APOLLONIUS RHODIUS (ca 295-ca 215 B.C.). Argonautica, in Greek: \KArgonautica\k. With the scholia by Lucillus of Tarrha, Sophokleios and Theon of Alexandria (1st century A.D.). [Edited by Janus Lascaris (1445-1535)]. Florence: [Laurentius Francisci de Alopa,] 1496.
Median 4o (233 x 167 mm). Collation: \Ka-f\k8 χ4. Greek types 5a and b:114 two sets of capitals designed by Lascaris (text), 5c:111 lower case (scholia). Varying numbers of lines, 33 lines of scholia and 29 of text to the full page. (A few small marginal paper faults in first leaf mended, lacking final blank, some occasional very pale discoloration.) Blue straight-grained morocco over pasteboard, tooled in gilt and blind, simple borders on sides with small corner fans, (Botfield arms added in the center), double raised bands on spine with densely massed ornament in the compartments, tan morocco doublures with gilt borders, (Botfield arms added), free endleaves lined with pink silk, vellum flyleaves, gilt edges, binding signed by Bozerian jeune at foot of spine; blue quarter morocco folding case.
Provenance: Antoine-Augustin Renouard (Bibliothèque d'un Amateur II, 181); Beriah Botfield (arms on binding; purchased from Payne & Foss at 8 gns., Aquisitions, p.4; his sale, Christie's London, 30 March 1994, lot 38).
EDITIO PRINCEPS of the finest Alexandrian epic, highly influential on Virgil and other Roman poets. Apollonius's vocabulary is mainly taken from Homer and his hexameter follows Homer's. The passionate story of Medea's love for Jason in bk. 3 particularly continues to inspire modern translations.
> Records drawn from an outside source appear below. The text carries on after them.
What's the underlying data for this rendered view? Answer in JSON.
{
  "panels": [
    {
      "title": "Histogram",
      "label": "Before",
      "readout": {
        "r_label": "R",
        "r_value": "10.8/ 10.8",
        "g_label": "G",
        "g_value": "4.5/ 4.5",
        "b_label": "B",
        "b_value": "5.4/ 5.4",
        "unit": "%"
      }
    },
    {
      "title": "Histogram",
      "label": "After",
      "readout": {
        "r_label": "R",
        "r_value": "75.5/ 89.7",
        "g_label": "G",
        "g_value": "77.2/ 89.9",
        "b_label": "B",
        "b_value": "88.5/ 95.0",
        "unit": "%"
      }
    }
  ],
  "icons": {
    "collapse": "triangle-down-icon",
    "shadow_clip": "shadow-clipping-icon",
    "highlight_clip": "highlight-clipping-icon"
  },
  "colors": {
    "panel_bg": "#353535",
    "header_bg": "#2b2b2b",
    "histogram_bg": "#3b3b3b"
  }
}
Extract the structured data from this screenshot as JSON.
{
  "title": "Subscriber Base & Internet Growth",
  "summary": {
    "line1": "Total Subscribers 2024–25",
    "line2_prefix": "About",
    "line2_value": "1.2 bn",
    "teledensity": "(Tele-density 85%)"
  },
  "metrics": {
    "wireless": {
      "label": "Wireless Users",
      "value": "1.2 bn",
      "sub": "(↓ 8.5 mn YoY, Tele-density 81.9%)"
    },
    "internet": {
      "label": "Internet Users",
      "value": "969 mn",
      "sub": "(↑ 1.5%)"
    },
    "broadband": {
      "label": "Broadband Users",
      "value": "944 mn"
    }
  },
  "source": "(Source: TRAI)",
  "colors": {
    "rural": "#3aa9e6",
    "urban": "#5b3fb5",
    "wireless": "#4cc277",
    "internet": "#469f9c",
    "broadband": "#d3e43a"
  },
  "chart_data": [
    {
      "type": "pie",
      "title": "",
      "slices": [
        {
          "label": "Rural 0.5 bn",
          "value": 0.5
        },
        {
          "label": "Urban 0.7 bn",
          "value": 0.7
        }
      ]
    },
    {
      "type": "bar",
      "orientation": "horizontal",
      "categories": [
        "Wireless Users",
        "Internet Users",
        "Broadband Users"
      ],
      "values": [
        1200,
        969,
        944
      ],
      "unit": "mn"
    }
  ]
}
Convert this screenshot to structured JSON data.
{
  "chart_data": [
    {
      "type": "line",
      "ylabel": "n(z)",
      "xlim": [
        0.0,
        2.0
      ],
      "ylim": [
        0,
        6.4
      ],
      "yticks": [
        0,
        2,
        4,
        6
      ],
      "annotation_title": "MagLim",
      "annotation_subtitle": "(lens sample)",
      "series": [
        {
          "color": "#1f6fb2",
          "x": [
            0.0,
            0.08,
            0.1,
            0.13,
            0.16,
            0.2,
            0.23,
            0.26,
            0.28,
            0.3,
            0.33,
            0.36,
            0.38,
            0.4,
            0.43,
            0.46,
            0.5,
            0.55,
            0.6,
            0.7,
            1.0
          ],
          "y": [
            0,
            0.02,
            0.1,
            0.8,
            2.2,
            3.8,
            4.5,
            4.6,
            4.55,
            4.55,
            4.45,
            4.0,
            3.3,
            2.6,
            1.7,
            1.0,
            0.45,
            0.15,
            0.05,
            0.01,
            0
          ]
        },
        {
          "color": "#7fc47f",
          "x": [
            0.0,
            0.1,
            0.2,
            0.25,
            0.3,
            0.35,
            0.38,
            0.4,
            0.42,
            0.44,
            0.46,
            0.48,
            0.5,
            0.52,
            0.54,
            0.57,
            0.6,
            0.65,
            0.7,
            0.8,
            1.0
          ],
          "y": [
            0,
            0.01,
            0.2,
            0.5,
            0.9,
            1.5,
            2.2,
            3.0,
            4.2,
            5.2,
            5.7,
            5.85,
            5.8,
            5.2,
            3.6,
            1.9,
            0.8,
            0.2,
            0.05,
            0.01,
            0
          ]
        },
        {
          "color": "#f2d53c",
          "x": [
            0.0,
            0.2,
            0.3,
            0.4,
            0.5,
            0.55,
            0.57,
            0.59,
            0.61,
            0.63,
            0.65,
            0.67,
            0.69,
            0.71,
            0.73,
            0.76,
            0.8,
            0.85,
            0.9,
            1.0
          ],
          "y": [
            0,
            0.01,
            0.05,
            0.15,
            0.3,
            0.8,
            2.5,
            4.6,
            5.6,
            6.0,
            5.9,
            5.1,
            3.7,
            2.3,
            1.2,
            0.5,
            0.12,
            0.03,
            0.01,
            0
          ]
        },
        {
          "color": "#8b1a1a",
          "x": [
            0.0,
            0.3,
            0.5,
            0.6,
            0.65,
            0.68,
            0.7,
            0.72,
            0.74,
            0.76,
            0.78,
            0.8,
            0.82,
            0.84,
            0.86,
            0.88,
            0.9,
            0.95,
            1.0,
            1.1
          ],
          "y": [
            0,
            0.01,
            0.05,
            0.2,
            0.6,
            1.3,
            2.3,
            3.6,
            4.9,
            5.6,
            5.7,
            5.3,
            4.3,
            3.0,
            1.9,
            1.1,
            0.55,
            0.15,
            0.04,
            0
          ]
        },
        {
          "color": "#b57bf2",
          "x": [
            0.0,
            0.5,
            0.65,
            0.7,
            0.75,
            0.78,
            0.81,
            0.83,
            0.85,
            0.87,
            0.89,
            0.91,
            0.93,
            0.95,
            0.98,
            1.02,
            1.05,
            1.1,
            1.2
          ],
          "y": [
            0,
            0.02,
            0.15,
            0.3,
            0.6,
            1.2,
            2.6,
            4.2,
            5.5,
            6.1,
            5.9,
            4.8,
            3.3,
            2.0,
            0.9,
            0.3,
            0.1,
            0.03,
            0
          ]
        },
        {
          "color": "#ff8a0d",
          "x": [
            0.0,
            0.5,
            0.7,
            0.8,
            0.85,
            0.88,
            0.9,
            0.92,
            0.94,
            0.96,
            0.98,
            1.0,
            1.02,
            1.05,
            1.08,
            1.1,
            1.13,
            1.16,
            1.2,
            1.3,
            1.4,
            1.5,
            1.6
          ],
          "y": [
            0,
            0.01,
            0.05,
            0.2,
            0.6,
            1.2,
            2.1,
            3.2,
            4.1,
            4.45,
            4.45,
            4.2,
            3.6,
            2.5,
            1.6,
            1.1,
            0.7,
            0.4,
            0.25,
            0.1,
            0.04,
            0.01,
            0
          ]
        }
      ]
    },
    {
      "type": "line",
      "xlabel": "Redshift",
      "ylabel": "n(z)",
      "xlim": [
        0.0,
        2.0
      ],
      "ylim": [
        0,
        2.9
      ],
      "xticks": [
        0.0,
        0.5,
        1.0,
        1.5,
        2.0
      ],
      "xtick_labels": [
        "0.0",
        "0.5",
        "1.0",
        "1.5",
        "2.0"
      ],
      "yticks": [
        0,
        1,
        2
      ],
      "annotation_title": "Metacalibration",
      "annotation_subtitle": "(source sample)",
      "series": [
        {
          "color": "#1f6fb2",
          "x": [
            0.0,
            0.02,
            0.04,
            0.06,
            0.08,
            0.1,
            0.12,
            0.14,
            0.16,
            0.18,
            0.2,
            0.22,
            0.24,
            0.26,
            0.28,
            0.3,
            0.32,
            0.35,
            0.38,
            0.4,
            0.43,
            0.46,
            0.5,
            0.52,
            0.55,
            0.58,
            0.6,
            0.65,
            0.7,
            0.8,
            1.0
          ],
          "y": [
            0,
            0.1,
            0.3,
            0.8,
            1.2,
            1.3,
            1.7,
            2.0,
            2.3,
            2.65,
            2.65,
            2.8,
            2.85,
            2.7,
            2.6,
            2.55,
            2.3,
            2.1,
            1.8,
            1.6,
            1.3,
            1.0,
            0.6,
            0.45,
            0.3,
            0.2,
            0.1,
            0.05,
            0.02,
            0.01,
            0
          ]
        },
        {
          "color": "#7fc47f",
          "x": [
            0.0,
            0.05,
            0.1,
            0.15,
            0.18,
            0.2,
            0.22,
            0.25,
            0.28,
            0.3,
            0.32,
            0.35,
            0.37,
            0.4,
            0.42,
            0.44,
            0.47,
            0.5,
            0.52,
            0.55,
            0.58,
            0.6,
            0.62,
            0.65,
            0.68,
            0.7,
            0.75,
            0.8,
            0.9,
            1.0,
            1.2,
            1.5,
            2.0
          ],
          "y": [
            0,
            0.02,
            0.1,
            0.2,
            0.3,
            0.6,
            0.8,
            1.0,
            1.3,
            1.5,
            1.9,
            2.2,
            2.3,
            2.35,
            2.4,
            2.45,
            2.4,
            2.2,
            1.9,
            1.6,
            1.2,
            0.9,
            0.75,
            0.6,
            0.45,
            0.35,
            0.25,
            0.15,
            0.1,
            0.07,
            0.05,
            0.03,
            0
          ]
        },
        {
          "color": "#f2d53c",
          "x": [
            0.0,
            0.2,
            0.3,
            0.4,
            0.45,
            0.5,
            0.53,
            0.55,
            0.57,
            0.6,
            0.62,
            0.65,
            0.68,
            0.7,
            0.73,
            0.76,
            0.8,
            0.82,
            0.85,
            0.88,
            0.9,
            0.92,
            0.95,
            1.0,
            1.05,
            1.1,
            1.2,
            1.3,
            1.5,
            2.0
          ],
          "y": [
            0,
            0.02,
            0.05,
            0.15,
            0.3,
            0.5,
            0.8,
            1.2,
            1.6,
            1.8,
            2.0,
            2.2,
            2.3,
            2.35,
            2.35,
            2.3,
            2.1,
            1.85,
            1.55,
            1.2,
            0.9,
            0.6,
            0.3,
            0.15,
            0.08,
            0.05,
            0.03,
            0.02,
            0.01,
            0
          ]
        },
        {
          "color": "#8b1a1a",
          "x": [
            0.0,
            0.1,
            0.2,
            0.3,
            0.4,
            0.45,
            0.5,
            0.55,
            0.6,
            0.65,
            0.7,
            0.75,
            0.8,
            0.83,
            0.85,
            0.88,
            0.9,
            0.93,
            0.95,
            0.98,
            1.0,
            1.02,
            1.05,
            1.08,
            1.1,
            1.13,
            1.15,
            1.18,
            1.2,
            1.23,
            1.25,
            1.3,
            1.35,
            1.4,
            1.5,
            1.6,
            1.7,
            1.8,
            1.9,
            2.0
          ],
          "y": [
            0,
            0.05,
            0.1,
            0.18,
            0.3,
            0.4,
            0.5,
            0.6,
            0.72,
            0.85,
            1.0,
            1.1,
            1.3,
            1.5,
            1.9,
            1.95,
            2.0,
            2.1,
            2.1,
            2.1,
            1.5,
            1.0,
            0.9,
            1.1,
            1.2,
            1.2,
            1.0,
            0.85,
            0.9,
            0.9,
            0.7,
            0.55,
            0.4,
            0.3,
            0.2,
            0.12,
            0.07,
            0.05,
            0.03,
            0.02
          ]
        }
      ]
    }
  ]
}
A 10th-century manuscript of the text--also of fundamental importance for the plays of Aeschylus and Sophocles--was discovered by Giovanni Aurispa during his book-buying trip to the Orient (1421-23), now Cod. Laur. 23.9 in Florence. According to C. Wendel (Abhandlungen Göttingen 1932, no. 1, pp.26-28), this was one of Lascaris's best editing efforts, especially for the scholia. According to Barker (p.42), the design of the second Lascaris-Alopa Greek fount was based on Demetrius Damilas' hand. The type was specifically developed for and makes its first appearance in the Apollonius, a book that was difficult to set from its arrangement of text and commentary. The accents were cast in one piece with the letters, and kerning is frequent.
HC *1292; GW 2271; BMC VI, 667 (IB. 28021-23); Goff A-924; IGI 753; Rhodes, Annali 59; CIBN A-478; Flodr, Apollonius Rhodius 1; Hoffmann I, 206; Proctor, Printing in Greek, pp.78-82.